Léo Kid Roy: une figure majeure de la boxe au Québec

Par Martin Achard

Qui connaît aujourd’hui le nom de Léo Kid Roy? Pourtant, Roy fut l’un des boxeurs les plus aimés de l’histoire de la Belle Province, ayant réussi à séduire et à passionner les amateurs, tant francophones qu’anglophones, comme très peu d’autres pugilistes avant ou après lui. Afin de ressusciter un peu sa mémoire, voici quelques faits concernant sa vie et sa carrière, riche d’un nombre impressionnant de 96 combats professionnels, dont presque la moitié eurent lieu à Montréal, une ville où il contribua grandement à populariser la boxe dans les années 1920.

1. Leo Kid Roy

Léo Kid Roy, de son vrai nom Léo Paradis, est né le 8 mars 1901 au sein d’une famille canadienne-française établie à Lowell au Massachusetts. Il était donc américain de nationalité, mais québécois de par sa culture.
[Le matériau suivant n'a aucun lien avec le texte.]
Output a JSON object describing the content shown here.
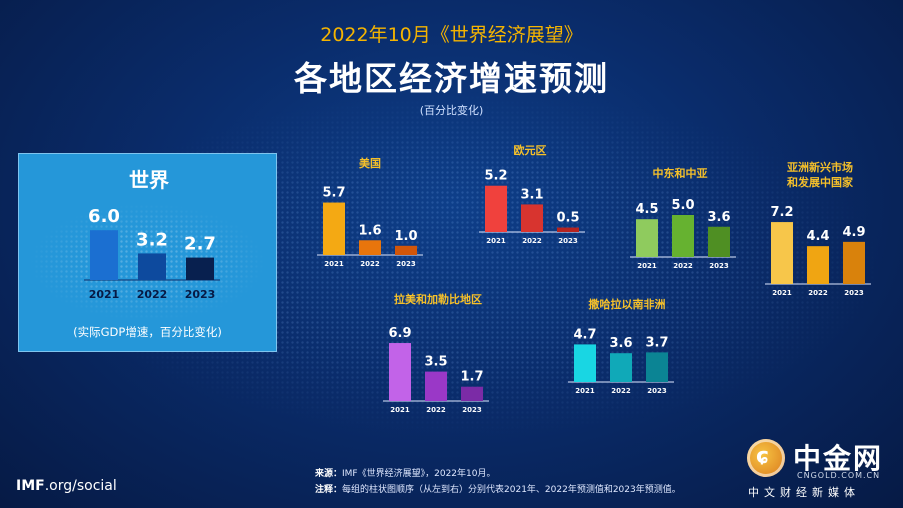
{
  "header": {
    "top": "2022年10月《世界经济展望》",
    "title": "各地区经济增速预测",
    "subtitle": "(百分比变化)"
  },
  "world": {
    "title": "世界",
    "note": "(实际GDP增速，百分比变化)"
  },
  "footer": {
    "source_label": "来源：",
    "source_text": "IMF《世界经济展望》，2022年10月。",
    "note_label": "注释：",
    "note_text": "每组的柱状图顺序（从左到右）分别代表2021年、2022年预测值和2023年预测值。",
    "imf_bold": "IMF",
    "imf_rest": ".org/social"
  },
  "logo": {
    "name": "中金网",
    "url": "CNGOLD.COM.CN",
    "tag": "中文财经新媒体"
  },
  "chart_data": [
    {
      "type": "bar",
      "id": "world",
      "title": "世界",
      "categories": [
        "2021",
        "2022",
        "2023"
      ],
      "values": [
        6.0,
        3.2,
        2.7
      ],
      "colors": [
        "#1b6fd1",
        "#0d4a9e",
        "#08204f"
      ],
      "ylim": [
        0,
        7.5
      ]
    },
    {
      "type": "bar",
      "id": "us",
      "title": "美国",
      "categories": [
        "2021",
        "2022",
        "2023"
      ],
      "values": [
        5.7,
        1.6,
        1.0
      ],
      "colors": [
        "#f4a913",
        "#e8750c",
        "#d2560a"
      ],
      "ylim": [
        0,
        7.5
      ]
    },
    {
      "type": "bar",
      "id": "euro",
      "title": "欧元区",
      "categories": [
        "2021",
        "2022",
        "2023"
      ],
      "values": [
        5.2,
        3.1,
        0.5
      ],
      "colors": [
        "#f0413d",
        "#d8342f",
        "#b5231f"
      ],
      "ylim": [
        0,
        7.5
      ]
    },
    {
      "type": "bar",
      "id": "mideast",
      "title": "中东和中亚",
      "categories": [
        "2021",
        "2022",
        "2023"
      ],
      "values": [
        4.5,
        5.0,
        3.6
      ],
      "colors": [
        "#8fcb5e",
        "#66b230",
        "#4f8f23"
      ],
      "ylim": [
        0,
        7.5
      ]
    },
    {
      "type": "bar",
      "id": "asia",
      "title": "亚洲新兴市场和发展中国家",
      "title_lines": [
        "亚洲新兴市场",
        "和发展中国家"
      ],
      "categories": [
        "2021",
        "2022",
        "2023"
      ],
      "values": [
        7.2,
        4.4,
        4.9
      ],
      "colors": [
        "#f7c64a",
        "#f0a512",
        "#d9820c"
      ],
      "ylim": [
        0,
        7.5
      ]
    },
    {
      "type": "bar",
      "id": "latam",
      "title": "拉美和加勒比地区",
      "categories": [
        "2021",
        "2022",
        "2023"
      ],
      "values": [
        6.9,
        3.5,
        1.7
      ],
      "colors": [
        "#c263e8",
        "#9a38c7",
        "#7b2ba6"
      ],
      "ylim": [
        0,
        7.5
      ]
    },
    {
      "type": "bar",
      "id": "ssa",
      "title": "撒哈拉以南非洲",
      "categories": [
        "2021",
        "2022",
        "2023"
      ],
      "values": [
        4.7,
        3.6,
        3.7
      ],
      "colors": [
        "#19d6e3",
        "#10a9b8",
        "#0b8494"
      ],
      "ylim": [
        0,
        7.5
      ]
    }
  ]
}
2. Lowell Mass 1908611_1908c-loc
Le centre-ville de Lowell (Massachusetts) en 1908

Menuisier de formation, il possédait d’excellentes aptitudes naturelles pour le pugilat. En effet, alors qu’il n’avait jamais combattu chez les amateurs, il prit part un peu par accident à un match professionnel à Lowell en 1920, puis, ayant décidé de se consacrer au noble art, il parvint en moins de deux ans à atteindre un bon niveau comme boxeur. Sa meilleure arme dans le ring était son redoutable crochet de la gauche.

3. Kid Roy 2
Roy à l’entraînement

En 1922, alors qu’il avait en poche une douzaine de combats, tous livrés en Nouvelle-Angleterre, il fit le choix, qui allait rapidement se révéler opportun, de déménager à Montréal pour y poursuivre sa carrière. Dès sa première prestation dans la métropole du Québec en août 1922, une victoire aux points en six reprises contre Kid Watson à l’aréna Mont-Royal, il attira l’attention par son style spectaculaire; et, dès le mois suivant, on lui conféra au même endroit l’honneur de boxer en demi-finale d’un programme, où il impressionna de nouveau en gagnant un furieux combat de huit rounds contre Jackie Sherman.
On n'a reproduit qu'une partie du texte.